Fuel price hikes make public transport more popular
More and more people are using means of public transport as car fuel prices hit a new high.
Diesel cost 1.42 Euros on average last month, according to car club Arbö while the price for Eurosuper soared to 1.46 Euros. Arbö underlined that motorway service stations were charging up to 1.59 Euros for one litre of diesel and even more for the same amount of Eurosuper petrol.
The organisation criticised the government for “doing nothing against the trend”. It hit out at the government coalition of Social Democrats (SPÖ) and the People’s Party (ÖVP) for jacking up taxes on mineral oil products several times in the past years. Forty-seven per cent of the current diesel fuel and almost 53 per cent of the price for one litre of Eurosuper petrol are made up of taxes.
The current developments – which are also fuelled by the Easter holidays when petrol stations traditionally up prices – help public transport agencies to more customers. Experts said that the number of public transport passengers would climb especially in regions with convenient and reliable networks.
Vienna’s public transport has a good reputation. The capital’s public transport agency Wiener Linien serves around 2.4 million daily passengers. Wiener Linien’s network came third in EuroTest 2010, a survey of the quality of service on public transport in 23 European cities. Experts examined aspects like the travel times and ticket prices. Munich in Germany made first place. The public transport network of Helsinki, the capital of Finland, finished second.
Around 390,000 people hold annual Wiener Linien passes at the moment. The number could rise further in the coming months thanks to a price reduction. The Viennese annual public transport ticket will cost 365 Euros from May, down from 449 Euros. The city coalition of SPÖ and Greens agreed on this discount in October. The city government’s decision to jack up the price for other kinds of tickets – including single tickets and weekly passes – is not expected to negatively affect the current development.

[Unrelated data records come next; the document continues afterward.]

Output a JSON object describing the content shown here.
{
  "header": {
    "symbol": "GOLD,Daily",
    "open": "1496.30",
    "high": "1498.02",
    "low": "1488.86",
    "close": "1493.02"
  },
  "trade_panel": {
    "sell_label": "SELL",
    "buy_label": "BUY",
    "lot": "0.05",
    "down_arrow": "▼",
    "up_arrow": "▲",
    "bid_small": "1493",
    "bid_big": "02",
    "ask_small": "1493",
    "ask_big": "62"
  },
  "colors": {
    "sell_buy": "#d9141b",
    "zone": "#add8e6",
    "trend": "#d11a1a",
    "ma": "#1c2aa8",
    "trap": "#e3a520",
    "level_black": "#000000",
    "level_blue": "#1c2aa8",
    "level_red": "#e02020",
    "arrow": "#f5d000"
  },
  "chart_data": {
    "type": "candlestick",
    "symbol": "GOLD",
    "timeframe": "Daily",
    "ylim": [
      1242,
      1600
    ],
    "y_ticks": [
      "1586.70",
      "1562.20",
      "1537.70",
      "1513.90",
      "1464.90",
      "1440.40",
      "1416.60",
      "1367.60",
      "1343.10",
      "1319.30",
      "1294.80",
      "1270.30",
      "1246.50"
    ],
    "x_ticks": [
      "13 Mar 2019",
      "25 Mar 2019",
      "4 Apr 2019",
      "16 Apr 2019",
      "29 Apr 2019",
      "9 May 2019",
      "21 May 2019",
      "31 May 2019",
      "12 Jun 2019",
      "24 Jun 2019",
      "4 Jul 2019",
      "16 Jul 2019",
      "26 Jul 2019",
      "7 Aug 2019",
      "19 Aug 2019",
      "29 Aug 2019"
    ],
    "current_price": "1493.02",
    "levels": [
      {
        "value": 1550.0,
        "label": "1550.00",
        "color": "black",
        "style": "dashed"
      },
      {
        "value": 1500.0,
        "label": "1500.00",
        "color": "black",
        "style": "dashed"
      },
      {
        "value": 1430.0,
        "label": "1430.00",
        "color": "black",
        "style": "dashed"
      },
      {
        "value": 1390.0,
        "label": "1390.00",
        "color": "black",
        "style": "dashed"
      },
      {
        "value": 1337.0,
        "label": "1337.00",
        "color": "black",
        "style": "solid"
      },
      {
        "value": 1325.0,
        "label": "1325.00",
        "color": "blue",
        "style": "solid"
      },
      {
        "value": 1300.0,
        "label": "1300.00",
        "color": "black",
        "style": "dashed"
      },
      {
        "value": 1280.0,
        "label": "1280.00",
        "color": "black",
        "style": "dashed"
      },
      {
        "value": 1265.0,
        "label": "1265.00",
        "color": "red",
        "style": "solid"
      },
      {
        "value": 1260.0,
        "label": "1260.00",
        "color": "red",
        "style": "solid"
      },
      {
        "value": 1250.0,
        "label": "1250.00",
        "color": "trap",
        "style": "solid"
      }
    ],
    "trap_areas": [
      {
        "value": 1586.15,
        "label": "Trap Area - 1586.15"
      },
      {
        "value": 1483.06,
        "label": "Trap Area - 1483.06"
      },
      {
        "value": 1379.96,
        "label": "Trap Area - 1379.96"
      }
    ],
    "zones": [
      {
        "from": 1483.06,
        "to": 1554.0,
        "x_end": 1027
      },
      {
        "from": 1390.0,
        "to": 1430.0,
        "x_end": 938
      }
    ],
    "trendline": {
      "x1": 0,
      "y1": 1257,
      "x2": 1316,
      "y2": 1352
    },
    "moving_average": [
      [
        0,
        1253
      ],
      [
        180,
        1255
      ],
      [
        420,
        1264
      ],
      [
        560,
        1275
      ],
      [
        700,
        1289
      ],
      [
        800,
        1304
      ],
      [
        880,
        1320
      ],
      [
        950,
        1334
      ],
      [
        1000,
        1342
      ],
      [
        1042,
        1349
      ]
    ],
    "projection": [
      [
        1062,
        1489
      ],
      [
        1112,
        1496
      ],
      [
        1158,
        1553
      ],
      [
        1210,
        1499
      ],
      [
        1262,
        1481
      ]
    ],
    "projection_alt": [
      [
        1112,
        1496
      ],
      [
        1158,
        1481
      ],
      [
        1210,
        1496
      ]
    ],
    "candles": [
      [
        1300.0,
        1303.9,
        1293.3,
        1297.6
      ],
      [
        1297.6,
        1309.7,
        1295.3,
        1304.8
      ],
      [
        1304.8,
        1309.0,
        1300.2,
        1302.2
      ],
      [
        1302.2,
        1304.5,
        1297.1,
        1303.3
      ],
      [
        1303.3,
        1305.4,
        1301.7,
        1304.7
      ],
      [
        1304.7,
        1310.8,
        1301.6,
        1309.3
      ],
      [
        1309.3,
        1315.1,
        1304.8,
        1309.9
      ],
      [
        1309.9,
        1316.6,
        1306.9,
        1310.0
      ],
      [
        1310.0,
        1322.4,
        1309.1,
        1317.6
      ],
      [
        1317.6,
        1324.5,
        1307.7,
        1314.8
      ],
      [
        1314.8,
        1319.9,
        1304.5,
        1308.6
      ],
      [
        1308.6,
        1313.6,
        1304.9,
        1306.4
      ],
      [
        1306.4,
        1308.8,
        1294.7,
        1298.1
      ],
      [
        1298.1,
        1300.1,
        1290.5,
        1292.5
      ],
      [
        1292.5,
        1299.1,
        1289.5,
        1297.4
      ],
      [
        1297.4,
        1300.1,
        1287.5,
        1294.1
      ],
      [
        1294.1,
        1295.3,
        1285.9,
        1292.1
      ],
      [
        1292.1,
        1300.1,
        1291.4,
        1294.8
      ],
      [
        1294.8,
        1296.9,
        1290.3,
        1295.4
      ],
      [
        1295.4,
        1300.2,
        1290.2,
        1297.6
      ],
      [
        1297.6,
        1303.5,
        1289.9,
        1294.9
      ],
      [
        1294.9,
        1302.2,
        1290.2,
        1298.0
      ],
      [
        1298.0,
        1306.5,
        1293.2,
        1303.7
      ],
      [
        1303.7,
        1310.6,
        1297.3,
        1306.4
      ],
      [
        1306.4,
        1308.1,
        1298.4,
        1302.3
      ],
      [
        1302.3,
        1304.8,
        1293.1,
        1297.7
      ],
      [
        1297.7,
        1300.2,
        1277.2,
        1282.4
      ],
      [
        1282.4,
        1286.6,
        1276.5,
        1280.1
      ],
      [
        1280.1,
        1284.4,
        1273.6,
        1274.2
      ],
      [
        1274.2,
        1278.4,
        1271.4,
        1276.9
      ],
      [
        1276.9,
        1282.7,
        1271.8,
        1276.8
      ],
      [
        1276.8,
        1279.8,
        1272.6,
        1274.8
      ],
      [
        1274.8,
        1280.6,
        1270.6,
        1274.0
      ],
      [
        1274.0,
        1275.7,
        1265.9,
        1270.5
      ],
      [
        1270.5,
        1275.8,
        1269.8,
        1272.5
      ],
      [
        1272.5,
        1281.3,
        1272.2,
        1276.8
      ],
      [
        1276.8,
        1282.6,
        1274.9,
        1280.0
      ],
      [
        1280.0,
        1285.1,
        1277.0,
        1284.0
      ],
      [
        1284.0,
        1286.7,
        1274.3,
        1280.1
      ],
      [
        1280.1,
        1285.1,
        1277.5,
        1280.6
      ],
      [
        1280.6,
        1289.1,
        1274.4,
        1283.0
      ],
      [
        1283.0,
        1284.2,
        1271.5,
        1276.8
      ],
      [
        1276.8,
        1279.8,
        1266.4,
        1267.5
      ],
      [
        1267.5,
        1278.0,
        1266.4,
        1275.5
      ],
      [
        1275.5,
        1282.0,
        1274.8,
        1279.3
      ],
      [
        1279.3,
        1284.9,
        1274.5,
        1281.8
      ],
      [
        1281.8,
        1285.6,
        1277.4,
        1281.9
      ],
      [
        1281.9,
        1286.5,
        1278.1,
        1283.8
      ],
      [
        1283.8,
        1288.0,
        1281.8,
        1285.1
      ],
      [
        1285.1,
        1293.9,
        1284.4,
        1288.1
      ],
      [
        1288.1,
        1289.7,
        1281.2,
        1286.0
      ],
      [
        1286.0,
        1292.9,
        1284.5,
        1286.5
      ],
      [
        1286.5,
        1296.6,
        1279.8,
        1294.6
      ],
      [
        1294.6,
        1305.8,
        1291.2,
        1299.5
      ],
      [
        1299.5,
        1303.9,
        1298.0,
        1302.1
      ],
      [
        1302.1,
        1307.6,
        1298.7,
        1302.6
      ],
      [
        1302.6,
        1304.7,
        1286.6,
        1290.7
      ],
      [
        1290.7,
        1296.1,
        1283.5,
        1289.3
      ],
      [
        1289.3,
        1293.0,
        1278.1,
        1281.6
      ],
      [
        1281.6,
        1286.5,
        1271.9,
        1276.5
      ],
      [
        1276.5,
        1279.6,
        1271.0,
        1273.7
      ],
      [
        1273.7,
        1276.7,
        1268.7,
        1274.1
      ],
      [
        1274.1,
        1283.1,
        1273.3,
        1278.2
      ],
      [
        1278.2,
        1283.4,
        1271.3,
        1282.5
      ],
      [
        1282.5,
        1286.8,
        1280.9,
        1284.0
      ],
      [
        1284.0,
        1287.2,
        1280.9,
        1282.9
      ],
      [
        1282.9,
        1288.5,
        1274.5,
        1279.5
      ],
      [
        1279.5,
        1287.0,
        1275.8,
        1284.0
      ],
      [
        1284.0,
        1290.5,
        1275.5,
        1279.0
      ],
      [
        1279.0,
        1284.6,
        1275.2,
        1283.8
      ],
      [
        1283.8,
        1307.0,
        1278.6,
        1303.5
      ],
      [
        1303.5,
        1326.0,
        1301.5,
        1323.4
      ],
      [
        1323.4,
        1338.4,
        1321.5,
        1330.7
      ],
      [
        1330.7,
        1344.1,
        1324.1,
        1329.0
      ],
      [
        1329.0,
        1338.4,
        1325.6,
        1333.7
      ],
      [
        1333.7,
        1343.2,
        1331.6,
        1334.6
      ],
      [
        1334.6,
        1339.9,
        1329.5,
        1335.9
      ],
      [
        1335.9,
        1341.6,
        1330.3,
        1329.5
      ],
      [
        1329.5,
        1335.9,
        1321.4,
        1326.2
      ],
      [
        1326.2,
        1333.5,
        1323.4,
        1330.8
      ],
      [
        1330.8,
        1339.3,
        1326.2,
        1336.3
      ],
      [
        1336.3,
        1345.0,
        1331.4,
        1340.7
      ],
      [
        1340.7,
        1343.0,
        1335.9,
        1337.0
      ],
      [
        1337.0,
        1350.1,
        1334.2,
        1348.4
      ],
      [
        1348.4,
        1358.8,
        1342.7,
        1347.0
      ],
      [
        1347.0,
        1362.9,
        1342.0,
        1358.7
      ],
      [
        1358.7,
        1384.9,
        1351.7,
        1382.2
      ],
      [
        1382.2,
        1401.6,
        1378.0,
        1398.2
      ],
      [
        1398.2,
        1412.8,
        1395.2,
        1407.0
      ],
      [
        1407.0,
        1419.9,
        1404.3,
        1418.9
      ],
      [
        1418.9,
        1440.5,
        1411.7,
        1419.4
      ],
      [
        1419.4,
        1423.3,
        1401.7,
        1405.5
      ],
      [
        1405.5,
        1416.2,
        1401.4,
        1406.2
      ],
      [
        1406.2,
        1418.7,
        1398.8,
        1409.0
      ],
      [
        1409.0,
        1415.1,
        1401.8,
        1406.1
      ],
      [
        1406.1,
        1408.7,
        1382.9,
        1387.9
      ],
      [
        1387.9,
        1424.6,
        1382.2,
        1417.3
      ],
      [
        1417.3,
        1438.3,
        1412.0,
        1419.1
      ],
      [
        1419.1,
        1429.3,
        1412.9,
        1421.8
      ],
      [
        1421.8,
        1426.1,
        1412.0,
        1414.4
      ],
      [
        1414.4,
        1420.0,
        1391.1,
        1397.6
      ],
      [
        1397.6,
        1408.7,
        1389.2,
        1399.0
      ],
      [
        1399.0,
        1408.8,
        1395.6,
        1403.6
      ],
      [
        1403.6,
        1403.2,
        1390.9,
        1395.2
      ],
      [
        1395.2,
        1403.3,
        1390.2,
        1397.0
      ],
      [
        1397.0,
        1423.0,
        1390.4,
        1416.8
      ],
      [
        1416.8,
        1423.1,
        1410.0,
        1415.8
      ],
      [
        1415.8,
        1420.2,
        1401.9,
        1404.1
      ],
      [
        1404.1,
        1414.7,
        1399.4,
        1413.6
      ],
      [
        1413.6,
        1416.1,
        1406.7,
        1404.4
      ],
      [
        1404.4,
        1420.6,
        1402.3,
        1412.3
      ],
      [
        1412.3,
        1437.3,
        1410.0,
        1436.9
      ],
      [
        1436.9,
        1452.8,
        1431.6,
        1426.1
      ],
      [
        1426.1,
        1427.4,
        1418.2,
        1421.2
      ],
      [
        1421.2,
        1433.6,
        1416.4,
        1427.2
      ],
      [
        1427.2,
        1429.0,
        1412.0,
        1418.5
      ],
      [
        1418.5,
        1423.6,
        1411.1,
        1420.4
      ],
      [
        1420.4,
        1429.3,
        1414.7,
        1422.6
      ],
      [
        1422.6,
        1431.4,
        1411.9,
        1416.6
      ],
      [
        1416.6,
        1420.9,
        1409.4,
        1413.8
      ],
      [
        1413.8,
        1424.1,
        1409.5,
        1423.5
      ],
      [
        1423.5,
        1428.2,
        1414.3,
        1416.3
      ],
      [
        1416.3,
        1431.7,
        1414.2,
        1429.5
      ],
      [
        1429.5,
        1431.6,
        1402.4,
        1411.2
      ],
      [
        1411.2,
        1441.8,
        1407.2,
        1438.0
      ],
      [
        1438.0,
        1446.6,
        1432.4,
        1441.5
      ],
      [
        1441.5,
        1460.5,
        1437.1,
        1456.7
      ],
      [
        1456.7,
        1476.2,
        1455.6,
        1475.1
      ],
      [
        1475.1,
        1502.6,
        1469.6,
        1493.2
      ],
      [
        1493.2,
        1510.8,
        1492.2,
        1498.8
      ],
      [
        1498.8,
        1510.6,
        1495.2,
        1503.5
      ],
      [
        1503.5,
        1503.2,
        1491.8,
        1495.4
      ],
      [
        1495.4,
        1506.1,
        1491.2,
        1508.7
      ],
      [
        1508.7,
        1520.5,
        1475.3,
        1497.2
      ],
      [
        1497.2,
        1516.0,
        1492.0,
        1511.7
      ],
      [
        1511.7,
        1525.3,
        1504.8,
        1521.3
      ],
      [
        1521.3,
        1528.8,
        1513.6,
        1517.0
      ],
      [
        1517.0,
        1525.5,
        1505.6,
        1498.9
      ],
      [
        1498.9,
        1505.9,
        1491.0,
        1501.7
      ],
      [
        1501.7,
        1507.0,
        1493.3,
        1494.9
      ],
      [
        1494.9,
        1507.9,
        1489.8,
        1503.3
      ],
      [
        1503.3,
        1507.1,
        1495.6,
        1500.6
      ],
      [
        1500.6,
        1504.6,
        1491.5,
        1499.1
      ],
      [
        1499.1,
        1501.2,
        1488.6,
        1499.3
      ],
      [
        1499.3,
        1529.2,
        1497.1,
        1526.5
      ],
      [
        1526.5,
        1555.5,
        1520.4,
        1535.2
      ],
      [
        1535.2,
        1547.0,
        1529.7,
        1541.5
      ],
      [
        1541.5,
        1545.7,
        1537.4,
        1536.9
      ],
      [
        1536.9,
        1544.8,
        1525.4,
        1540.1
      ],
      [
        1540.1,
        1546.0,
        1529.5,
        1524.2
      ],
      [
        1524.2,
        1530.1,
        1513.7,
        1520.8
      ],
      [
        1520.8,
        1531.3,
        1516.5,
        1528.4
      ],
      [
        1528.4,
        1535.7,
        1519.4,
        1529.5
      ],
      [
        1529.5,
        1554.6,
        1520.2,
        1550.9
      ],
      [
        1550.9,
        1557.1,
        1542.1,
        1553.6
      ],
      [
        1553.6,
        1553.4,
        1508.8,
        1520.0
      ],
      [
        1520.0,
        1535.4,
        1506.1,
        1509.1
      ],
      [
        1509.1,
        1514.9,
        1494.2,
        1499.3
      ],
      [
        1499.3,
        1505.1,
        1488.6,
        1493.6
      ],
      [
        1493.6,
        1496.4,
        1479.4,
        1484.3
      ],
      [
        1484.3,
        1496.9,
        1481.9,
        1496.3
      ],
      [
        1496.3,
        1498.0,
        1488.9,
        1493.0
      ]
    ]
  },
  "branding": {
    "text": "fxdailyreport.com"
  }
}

Federal Railways (ÖBB) and its new private rival Westbahn register rising passenger figures as well. ÖBB officials said yesterday (Tues) that the number of passengers was especially improving in eastern Austria. Westbahn welcomes thousands of new customers a day, according to reports. The company headed by ex-ÖBB manager Stefan Wehinger has operated between Vienna and Salzburg since December. It is increasingly popular among commuters as it stops more often on the route than ÖBB’s Railjet service.
Arbö experts think that the price for car fuel in Austria will not reach new record levels in the foreseeable future due to price declines on the international oil trading markets. Diesel and Eurosuper petrol cost around half as much 10 years ago, the motorists’ association said.
Strongly rising car fuel prices have kept inflation high in Austria in the past months. Petrol was 10 per cent dearer in February 2012 than in the same month of last year, according to federal statistics authority Statistik Austria. Inflation was 2.6 per cent in February 2012. This had been the least significant increase since January 2011, according to Statistik Austria.